No, no hay nada seguro que sea así, pero demos el beneficio de la duda a un nuevo poder judicial del estado que pese su toga guinda, a sus jueces y magistrados más que imberbes, tiene el compromiso de ser mejor que su antecesor, en los hechos, no en declaraciones escritas u orales.
Más allá de que se vea obvia, dado su contexto, de no situarse la ratificación de esa sentencia seguiría el caso transitando por sinuosos caminos, sobre todo porque no ha sido menor su impacto tanto social y mediático como jurídico, provocando un indispensable respiro para los involucrados.
Sí, es un caso cerrado, jurídicamente hablando, pero cómo olvidar que la terquedad de los familiares de la víctima impidió la impunidad en cualquiera de sus manifestantes y en ello convertir su lucha con cientos de solidarios, en una creciente resistencia de un gran parte de la sociedad civil.
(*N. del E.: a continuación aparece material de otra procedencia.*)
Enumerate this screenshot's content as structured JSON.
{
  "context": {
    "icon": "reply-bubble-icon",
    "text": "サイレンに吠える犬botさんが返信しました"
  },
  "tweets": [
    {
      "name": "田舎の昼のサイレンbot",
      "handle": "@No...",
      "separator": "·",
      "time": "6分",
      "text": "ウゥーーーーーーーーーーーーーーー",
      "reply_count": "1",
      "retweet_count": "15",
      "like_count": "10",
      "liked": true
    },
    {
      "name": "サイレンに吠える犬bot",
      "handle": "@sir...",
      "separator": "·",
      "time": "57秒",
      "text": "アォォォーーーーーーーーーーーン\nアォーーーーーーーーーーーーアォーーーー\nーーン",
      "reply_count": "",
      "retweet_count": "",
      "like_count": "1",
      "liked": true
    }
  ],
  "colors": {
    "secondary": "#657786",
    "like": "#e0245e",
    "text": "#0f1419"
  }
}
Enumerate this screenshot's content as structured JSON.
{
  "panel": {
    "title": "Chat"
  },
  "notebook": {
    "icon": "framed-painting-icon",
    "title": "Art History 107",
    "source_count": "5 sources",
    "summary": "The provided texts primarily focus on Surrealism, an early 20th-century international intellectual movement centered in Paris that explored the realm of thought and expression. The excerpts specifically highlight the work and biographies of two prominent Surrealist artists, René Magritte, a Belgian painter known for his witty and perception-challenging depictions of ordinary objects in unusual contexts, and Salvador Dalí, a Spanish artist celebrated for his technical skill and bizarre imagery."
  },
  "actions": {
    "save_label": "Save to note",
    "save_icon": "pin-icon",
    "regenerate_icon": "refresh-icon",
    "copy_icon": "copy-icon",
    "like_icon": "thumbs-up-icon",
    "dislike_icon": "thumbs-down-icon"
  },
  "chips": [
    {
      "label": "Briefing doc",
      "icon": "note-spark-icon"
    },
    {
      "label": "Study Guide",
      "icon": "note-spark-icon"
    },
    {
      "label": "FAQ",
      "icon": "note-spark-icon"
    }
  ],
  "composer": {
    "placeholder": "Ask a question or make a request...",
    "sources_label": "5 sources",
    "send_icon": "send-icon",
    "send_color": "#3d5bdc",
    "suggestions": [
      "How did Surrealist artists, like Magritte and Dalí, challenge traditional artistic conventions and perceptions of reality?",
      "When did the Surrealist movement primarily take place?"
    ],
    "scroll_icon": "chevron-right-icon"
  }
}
Hoy en día, Michoacán enfrenta una elevada percepción de inseguridad, en donde la violencia de género no ha sido menor, en la cual se sigue arrastrando la incredulidad en la procuración y en la impartición de justicia, una cuestión que no desaparece con simples relevos, con discursos.
Por eso, los habitantes de la entidad requieren garantías en los tres ámbitos señalados, en seguridad, procuración e impartición de justicia, porque, como se ha visto, a diferencia de antes sectores de la sociedad reclaman esos derechos y ya no solamente gritando…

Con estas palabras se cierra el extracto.